The defects induced by hydrogen absorption and desorption in the lanthanum-nickel compound were recently observed by Transmission-Electron-Microscopy, allowing to suggest what exactly is behind those mysterious root mean square strain and mean apparent size values estimated from powder data. The electron-microscopy study evidenced many kind of dislocations (ripple-like, fence-like, misfits, and loops), also anti-phase boundaries, fracture of slip band structure, structural disorder and micro-twins. All these defects have effects on the powder pattern that are gathered in those size and microstrain values. Progress and innovations in microstructure analysis by the Rietveld method will never overcome this fact : the powder pattern reveals the whole problem at a one-dimensional scale, and as a mean.
The trend to deal qualitatively
with microstructure effects is illustrated with the case of Norbornane.
Fitting with isotropic line broadening was a kind of disaster. The synchrotron
powder pattern was then fitted with the MPROF Rietveld program, using empirical
simulation of anisotropic line broadening. In this approach, each usual
U, V, and W parameters which describe the peak width and also the peak
shape angular variation, was made hkl-dependent through second-rank
tensors, leading to thirty-six variables maximum in the triclinic case.
The RP value was lowered by almost a factor 2.
Let us now examine some complex cases by using one of the most recent Rietveld programs. BGMN is a commercial package, that is able to behave as an expert system in a few predefined cases, including stacking faults in disordered layer silicates. It works by using a Fundamental Parameter Approach for the instrumental profile. About size-microstrain effects, BGMN uses Lorentzian broadening (for crystallite size) and squared Lorentzian broadening (for microstrain). BGMN has default dependence from size/strain. But you may select arbitrary other dependencies using the built in formula interpreter. This is what was done for kaolin by introducing a model of disordering : essentially the pattern is decomposed in 3 sub-phases with different broadening laws. Yes the fit is improved, but I have not found any size or microstrain or probability of stacking fault values in the published paper.

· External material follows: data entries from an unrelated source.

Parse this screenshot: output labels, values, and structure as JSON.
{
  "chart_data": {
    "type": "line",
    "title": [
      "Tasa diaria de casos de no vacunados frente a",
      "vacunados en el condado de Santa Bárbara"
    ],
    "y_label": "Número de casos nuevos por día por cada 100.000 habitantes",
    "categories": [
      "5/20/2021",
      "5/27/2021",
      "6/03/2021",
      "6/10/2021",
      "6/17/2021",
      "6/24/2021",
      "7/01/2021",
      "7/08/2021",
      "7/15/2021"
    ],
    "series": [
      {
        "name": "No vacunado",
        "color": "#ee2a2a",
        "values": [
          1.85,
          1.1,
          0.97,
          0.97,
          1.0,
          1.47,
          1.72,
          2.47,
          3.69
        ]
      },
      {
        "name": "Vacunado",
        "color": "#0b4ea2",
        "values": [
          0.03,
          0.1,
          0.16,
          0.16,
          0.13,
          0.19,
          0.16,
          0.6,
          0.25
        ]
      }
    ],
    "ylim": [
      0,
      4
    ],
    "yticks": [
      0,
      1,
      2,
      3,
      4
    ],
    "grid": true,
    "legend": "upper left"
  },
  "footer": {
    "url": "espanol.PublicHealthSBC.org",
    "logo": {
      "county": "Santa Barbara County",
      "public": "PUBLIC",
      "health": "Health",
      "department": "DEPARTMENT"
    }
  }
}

I asked Thomas Taut for some tests on my two favourite ill-crystallized samples with BGMN. One is lead oxalate of which the synchrotron pattern is hard to fit due to stacking faults. BGMN uses ellipsoids as a possibility for anisotropic effects, but this allowed to decrease the Rp value only by 2 %. Assuming that there were two slightly different real structures of the same phase, with nearly the same lattice constants but different peak broadening considerably improved the fit by BGMN with RP = 6.5 %. The approach is only qualitative but shows the ease of use of BGMN. In fact the fit was without the structure constraint, using the Le Bail method I guess, and could not be realized with the simultaneous refinement of the atomic coordinates.
Another highly problematic
powder pattern of a hydrogen niobium oxide was treated with BGMN in a similar
way, using two subphases with different peak broadening, but with less
success, the reliability RP value decreasing from thirty-five
to eighteen percent, which is rather still high. Moreover, because the
individual intensities are arbitrary distributed over the two "phases",
introducing the structure constraint on intensities may alter considerably
the fit quality. Both samples and patterns are challenges for the proposition
of a physically sound model that would allow a satisfying fit by the Rietveld
method, including the structure refinement. The perovskite-type niobium
compound is very probably affected by anti-phase domains extending in the
three dimensions as suggested by this picture.